You must already have row movement enabled since you probably update this attribute to make a record inactive - so the rows would move into the right partition by themselves - and you'd have a single partition with all of the nulls

I cannot foresee any benefit of subpartitioning here.

partitioning

Maggie, April 27, 2012 - 2:57 pm UTC

I want to write a script to drop partitions that are older than 35 days and the partitions are system generated. How do I do that? please help!

thanks in advance.
Tom Kyte
April 28, 2012 - 8:22 am UTC

select * 
  from user_objects 
 where created < sysdate-35 
   and object_type = 'TABLE PARTITION' 
   and object_name = 'Your Table Name';

Function-based index vs. Partition by List

Davis M., May 02, 2012 - 5:00 am UTC

Hi Tom,
I've a table with following structure:

a1 VARCHAR2(15 BYTE),
a2 VARCHAR2(100 BYTE),
a3 DATE,
a4 VARCHAR2(2 BYTE),
a5 VARCHAR2(10 BYTE),
a6 DATE,
a7 TIMESTAMP(3)

The table contains a little over 3 million lines and grows by ABOUT 120.000 LINES PER MONTH.
There is a procedure who needs to create a cursor selecting only rows where a4 is NULL.

a4 can assume only values s, N, Y, M, E and NULL with this actual distribution:

NULL 236
s 770
Y 3031502
M 2
N 3257
E 1

query for selecting only rows where a4 is NULL takes some seconds.
Number ow rows where a4 is NULL remains more or less constant.

We're evaluating 2 ways:

1) create an function-based index with NVL on a4 and using a where condition like NVL(FL_IMPORTED,'NU') = 'NU'

2) partitioning the table by List with a partition for 'Y' value, a partition for NULL and a partition containing all other values (E, M, N, s)
and creating a cursor with the query SELECT * FROM table PARTITION(part_null)

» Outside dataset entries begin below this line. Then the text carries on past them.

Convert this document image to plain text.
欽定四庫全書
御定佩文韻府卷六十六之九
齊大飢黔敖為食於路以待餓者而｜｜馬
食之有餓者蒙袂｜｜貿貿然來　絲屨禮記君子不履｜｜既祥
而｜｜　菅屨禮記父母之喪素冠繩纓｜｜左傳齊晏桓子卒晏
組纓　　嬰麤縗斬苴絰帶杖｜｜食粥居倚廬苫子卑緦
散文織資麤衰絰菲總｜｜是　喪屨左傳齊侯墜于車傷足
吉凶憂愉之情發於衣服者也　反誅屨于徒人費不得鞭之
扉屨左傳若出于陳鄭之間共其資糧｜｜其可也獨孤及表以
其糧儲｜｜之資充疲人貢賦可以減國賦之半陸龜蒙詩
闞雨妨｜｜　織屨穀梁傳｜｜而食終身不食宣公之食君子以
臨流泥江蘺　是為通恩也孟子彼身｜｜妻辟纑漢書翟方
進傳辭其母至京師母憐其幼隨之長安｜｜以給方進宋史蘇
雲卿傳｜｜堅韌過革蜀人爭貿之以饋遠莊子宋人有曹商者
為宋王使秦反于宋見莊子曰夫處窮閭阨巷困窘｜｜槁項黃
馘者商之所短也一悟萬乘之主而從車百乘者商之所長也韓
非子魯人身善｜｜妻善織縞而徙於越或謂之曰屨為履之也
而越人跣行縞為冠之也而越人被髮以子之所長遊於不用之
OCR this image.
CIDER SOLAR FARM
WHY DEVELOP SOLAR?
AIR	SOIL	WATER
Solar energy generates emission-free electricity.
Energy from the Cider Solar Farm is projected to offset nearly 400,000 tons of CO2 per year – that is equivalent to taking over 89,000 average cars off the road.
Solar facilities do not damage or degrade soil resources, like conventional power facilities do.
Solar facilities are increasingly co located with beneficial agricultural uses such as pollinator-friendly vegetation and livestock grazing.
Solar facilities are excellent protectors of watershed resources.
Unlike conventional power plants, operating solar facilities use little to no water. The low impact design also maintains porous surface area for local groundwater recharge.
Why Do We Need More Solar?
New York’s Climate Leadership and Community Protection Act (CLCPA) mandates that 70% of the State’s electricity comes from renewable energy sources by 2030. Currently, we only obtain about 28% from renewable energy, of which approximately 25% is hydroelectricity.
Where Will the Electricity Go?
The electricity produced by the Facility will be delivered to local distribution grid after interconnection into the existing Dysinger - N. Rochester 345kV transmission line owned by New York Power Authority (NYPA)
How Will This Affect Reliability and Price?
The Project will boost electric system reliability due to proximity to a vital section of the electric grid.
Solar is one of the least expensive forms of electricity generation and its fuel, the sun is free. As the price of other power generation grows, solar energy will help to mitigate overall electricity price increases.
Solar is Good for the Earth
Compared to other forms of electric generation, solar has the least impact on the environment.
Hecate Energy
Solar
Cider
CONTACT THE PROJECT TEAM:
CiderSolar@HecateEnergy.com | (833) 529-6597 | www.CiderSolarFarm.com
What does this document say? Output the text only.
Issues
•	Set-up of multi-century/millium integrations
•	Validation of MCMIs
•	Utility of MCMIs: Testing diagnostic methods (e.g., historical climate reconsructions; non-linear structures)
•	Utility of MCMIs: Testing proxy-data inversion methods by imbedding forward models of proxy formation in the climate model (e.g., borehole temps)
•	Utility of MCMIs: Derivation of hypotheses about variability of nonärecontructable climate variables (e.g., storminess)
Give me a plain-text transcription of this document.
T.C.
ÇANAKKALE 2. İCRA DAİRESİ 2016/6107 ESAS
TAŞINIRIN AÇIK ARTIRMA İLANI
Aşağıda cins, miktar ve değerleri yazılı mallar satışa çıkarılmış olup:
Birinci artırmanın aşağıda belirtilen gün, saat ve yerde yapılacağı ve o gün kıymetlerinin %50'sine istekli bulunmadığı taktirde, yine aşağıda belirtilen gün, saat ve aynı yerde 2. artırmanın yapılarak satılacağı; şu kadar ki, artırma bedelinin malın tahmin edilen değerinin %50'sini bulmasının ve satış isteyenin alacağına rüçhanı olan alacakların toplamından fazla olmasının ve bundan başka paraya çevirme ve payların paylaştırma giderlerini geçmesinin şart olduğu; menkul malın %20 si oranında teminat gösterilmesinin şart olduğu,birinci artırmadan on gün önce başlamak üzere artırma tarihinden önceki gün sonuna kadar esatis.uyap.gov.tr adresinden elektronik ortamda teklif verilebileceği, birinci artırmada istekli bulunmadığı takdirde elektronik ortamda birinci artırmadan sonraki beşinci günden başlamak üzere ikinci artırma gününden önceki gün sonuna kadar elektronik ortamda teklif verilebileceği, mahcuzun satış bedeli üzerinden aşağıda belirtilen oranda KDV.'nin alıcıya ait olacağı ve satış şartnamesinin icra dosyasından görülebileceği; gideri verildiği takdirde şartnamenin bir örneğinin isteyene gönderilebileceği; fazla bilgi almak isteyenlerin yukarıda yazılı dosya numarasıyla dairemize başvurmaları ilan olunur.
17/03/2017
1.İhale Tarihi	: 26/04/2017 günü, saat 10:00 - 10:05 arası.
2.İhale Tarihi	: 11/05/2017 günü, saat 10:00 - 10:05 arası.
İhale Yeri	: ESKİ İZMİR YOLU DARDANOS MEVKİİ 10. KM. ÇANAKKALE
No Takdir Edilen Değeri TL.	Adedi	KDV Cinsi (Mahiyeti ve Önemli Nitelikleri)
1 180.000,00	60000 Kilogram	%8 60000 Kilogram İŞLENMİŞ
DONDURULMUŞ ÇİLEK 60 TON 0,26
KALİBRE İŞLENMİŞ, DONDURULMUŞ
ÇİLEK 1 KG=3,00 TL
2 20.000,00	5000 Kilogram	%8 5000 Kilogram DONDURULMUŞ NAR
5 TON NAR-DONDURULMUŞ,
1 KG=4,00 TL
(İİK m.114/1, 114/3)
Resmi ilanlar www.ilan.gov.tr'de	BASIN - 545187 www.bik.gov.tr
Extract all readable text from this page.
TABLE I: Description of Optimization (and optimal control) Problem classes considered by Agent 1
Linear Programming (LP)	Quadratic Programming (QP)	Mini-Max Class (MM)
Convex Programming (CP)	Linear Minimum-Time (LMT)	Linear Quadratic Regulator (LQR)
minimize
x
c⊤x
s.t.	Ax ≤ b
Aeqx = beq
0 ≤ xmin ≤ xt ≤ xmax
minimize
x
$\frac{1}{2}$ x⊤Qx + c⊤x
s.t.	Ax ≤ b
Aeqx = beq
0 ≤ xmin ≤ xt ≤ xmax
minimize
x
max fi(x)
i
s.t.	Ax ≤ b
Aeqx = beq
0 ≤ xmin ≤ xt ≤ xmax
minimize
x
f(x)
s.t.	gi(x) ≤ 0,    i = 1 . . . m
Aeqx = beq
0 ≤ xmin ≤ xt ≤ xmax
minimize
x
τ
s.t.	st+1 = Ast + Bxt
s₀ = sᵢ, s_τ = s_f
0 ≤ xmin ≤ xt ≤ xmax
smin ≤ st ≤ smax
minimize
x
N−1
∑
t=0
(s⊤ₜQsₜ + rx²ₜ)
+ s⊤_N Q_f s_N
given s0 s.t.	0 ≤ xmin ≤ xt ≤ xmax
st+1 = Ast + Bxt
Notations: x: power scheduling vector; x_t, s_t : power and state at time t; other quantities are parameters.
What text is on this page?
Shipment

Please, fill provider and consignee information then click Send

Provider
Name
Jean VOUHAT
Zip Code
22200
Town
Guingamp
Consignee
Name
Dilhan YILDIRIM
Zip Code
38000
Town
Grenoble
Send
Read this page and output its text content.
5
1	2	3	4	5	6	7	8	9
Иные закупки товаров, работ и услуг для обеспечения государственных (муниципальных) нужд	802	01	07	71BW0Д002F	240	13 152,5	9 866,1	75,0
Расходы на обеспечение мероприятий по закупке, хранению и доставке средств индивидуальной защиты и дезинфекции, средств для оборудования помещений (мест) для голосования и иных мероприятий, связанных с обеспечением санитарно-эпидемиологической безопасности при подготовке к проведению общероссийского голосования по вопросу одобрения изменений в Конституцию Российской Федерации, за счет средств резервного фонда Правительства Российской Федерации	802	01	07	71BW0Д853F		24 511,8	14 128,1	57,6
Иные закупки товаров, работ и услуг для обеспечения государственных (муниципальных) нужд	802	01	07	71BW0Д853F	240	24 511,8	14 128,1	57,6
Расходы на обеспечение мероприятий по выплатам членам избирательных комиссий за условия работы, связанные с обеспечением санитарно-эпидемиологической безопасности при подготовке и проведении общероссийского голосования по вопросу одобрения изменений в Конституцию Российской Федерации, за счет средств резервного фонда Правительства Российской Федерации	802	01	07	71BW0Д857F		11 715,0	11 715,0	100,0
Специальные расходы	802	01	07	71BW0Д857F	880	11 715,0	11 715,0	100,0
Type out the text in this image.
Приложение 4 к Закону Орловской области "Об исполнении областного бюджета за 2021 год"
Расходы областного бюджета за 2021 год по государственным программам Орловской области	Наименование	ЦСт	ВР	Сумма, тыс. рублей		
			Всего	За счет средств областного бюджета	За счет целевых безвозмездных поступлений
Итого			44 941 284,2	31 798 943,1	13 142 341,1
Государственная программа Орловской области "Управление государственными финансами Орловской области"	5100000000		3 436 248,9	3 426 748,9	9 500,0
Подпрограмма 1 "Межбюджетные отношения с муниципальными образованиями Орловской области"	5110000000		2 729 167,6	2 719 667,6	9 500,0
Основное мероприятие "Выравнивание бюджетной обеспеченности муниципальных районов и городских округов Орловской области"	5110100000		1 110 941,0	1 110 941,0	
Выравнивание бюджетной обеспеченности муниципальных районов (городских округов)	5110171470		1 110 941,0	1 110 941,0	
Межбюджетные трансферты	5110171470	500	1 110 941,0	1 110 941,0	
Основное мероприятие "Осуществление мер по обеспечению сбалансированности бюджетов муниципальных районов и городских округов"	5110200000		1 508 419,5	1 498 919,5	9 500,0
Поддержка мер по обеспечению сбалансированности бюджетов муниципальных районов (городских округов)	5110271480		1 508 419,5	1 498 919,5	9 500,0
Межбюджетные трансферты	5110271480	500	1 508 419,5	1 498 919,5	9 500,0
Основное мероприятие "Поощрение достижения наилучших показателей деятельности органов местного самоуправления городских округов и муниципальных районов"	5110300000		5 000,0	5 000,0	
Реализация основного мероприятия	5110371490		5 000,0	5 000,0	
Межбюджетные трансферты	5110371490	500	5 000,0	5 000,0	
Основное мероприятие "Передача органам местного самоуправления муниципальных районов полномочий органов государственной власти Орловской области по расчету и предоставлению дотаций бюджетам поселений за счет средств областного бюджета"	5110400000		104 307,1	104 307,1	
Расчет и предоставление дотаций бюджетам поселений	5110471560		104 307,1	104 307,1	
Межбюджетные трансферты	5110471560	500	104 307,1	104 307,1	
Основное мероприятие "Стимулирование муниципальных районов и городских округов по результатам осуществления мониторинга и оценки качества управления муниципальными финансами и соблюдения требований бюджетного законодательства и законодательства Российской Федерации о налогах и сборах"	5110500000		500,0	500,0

What could be the better solution?

Tom Kyte
May 02, 2012 - 1:42 pm UTC

I'd be inclined to create this index:
create index t_idx on t( decode( a4,null,1) );


and then query
where decode(a4,null,1) = 1;


that would be a teeny tiny index - it would have only 236 entries in it because the remaining rows would all contribute an entirely null key and we don't index entirely null keys in a b*tree index.


If you cannot modify the where clause, you could instead;

create index t_idx on (a4,0);


that would cause us to include the null values in the index (but it would index every single row in the table). You'd almost certainly want a histogram on that column as well for that.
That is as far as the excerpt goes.